What a thermal break physically is inside the frame
A thermal break is a rigid, non-metallic insulating bar - almost always polyamide (nylon) reinforced with about 25% glass fibre - that is mechanically locked between two separate aluminium extrusions. Instead of one solid profile spanning from outside to inside, you have two aluminium shells joined only through the plastic bars.
The two aluminium profiles, one facing outdoors and one facing indoors, are crimped (rolled) onto the polyamide strips under pressure so the assembly behaves as one structural unit while remaining thermally divided. This crimping is the core difference between a genuine thermally broken window and a cheaper single-piece profile that merely looks similar in a showroom.
- Material: polyamide PA66 GF25 (nylon with 25% glass fibre) is the industry standard for its strength, dimensional stability and low conductivity.
- Width: polyamide bars typically range from 14 mm to 34 mm; wider bars create a larger insulating gap and a lower U-value.
- Thermal conductivity: polyamide is around 0.25-0.30 W/mK versus roughly 160-210 W/mK for aluminium - close to a 1,000-fold difference.
- Expansion match: the glass-fibre reinforcement tunes the polyamide's thermal expansion to sit near aluminium's, preventing bowing or warping across repeated hot-cold cycles.
These frames belong to the same family as our aluminium windows range, so the hinges, rollers and locking hardware carry across without any redesign, and the visible frame stays as slim as standard architectural aluminium.
How the heat-flow interruption actually works
The thermal break works by replacing a continuous metal heat path with an insulating gap, so conduction slows dramatically at the barrier. Heat always moves from hot to cold, and in solid aluminium it races across the frame almost unimpeded; when it reaches the polyamide bar, the low-conductivity plastic and the trapped air chambers around it resist that flow.
The barrier effectively splits one metal profile into two thermally independent zones.
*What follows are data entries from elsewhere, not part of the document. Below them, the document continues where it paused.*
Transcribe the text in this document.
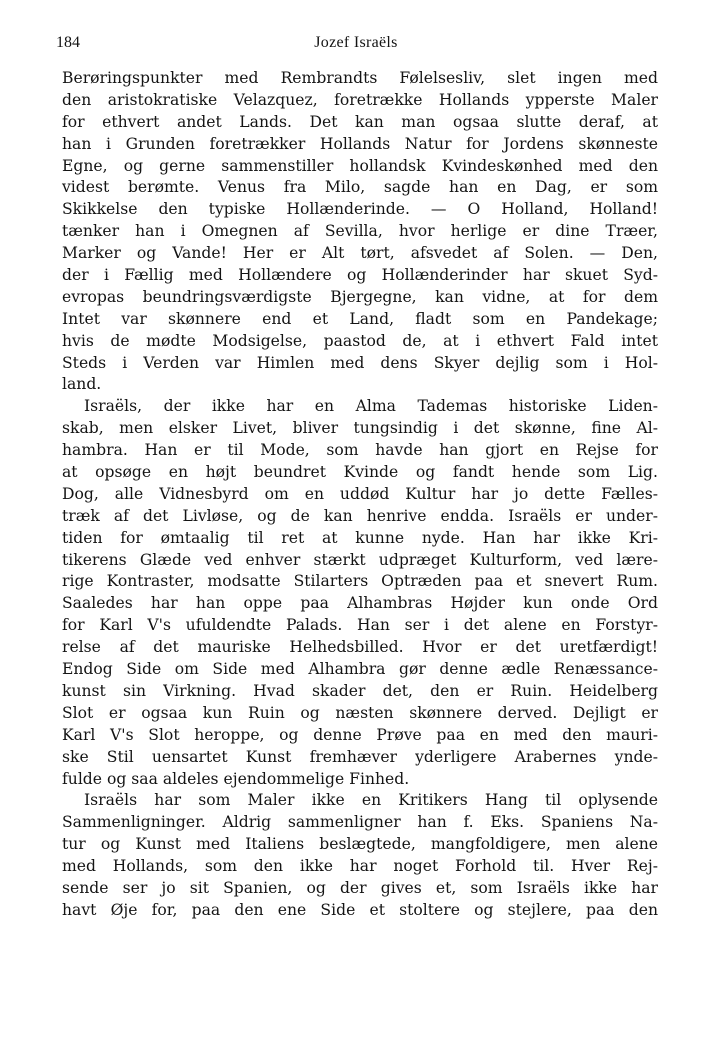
184	Jozef Israëls
Berøringspunkter med Rembrandts Følelsesliv, slet ingen med
den aristokratiske Velazquez, foretrække Hollands ypperste Maler
for ethvert andet Lands. Det kan man ogsaa slutte deraf, at
han i Grunden foretrækker Hollands Natur for Jordens skønneste
Egne, og gerne sammenstiller hollandsk Kvindeskønhed med den
videst berømte. Venus fra Milo, sagde han en Dag, er som
Skikkelse den typiske Hollænderinde. — O Holland, Holland!
tænker han i Omegnen af Sevilla, hvor herlige er dine Træer,
Marker og Vande! Her er Alt tørt, afsvedet af Solen. — Den,
der i Fællig med Hollændere og Hollænderinder har skuet Syd-
evropas beundringsværdigste Bjergegne, kan vidne, at for dem
Intet var skønnere end et Land, fladt som en Pandekage;
hvis de mødte Modsigelse, paastod de, at i ethvert Fald intet
Steds i Verden var Himlen med dens Skyer dejlig som i Hol-
land.
Israëls, der ikke har en Alma Tademas historiske Liden-
skab, men elsker Livet, bliver tungsindig i det skønne, fine Al-
hambra. Han er til Mode, som havde han gjort en Rejse for
at opsøge en højt beundret Kvinde og fandt hende som Lig.
Dog, alle Vidnesbyrd om en uddød Kultur har jo dette Fælles-
træk af det Livløse, og de kan henrive endda. Israëls er under-
tiden for ømtaalig til ret at kunne nyde. Han har ikke Kri-
tikerens Glæde ved enhver stærkt udpræget Kulturform, ved lære-
rige Kontraster, modsatte Stilarters Optræden paa et snevert Rum.
Saaledes har han oppe paa Alhambras Højder kun onde Ord
for Karl V's ufuldendte Palads. Han ser i det alene en Forstyr-
relse af det mauriske Helhedsbilled. Hvor er det uretfærdigt!
Endog Side om Side med Alhambra gør denne ædle Renæssance-
kunst sin Virkning. Hvad skader det, den er Ruin. Heidelberg
Slot er ogsaa kun Ruin og næsten skønnere derved. Dejligt er
Karl V's Slot heroppe, og denne Prøve paa en med den mauri-
ske Stil uensartet Kunst fremhæver yderligere Arabernes ynde-
fulde og saa aldeles ejendommelige Finhed.
Israëls har som Maler ikke en Kritikers Hang til oplysende
Sammenligninger. Aldrig sammenligner han f. Eks. Spaniens Na-
tur og Kunst med Italiens beslægtede, mangfoldigere, men alene
med Hollands, som den ikke har noget Forhold til. Hver Rej-
sende ser jo sit Spanien, og der gives et, som Israëls ikke har
havt Øje for, paa den ene Side et stoltere og stejlere, paa den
On a hot Telangana afternoon the outer half of the frame can be baking in the sun while the inner half stays close to room temperature - a difference you can literally feel by placing one hand on each surface.
- Summer: outdoor heat is stopped at the break, so far less warmth leaks into an air-conditioned room through the frame.
- Winter: indoor warmth is retained rather than conducted out, useful on Hyderabad's cooler December and January nights.
- Condensation: the inner aluminium surface stays warmer, so it does not fall below the dew point and bead with water droplets.
- Acoustics: the broken profile and the sealed glazing unit it hosts also dampen traffic noise, a welcome side benefit near busy corridors like the ORR or main city roads.
The same principle scales up to large curtain walls and shopfronts, which is why serious facades use thermally broken mullions and transoms rather than bare aluminium that would otherwise conduct heat across the whole building envelope.
The numbers: U-values, SHGC and measurable performance
Thermally broken aluminium frames typically deliver U-values of 1.8-3.5 W/m2K, compared with 5.5-7.0 W/m2K for conventional non-broken aluminium - a frame heat-transfer reduction of roughly 40-60%. Lower U-value means less heat passes through per degree of temperature difference, so the window loses and gains heat more slowly.
U-value is only half the story in a hot climate. Solar Heat Gain Coefficient (SHGC) measures how much of the sun's radiant energy the glazing lets through; for Andhra Pradesh and Telangana you generally want a low SHGC as well, achieved with Low-E coatings or tinted and reflective glass.
- Non-thermally-broken aluminium frame: about 5.5-7.0 W/m2K.
- Thermally broken frame with double glazing: about 1.8-3.5 W/m2K.
- Pairing the break with insulated double-glazed or Low-E units compounds the benefit, because the whole-window U-value drops together rather than the frame alone.
- The Energy Conservation Building Code (ECBC) sets maximum window U-value and SHGC limits that thermally broken systems help commercial projects meet.
In practice, a west-facing office in Gachibowli or HITEC City fitted with thermally broken double-glazed windows can shave a meaningful slice off its peak cooling load compared with the same building in plain single-glazed aluminium - which directly reduces the size and running cost of the chiller or split units it needs.
Structural integrity, wind load and Indian standards
A thermal break does not weaken the window, because the crimped polyamide-aluminium assembly is engineered to transfer wind and dead loads as a single composite section. The polyamide bars are load-bearing components, not just spacers, and reputable systems are shear-tested across the joint.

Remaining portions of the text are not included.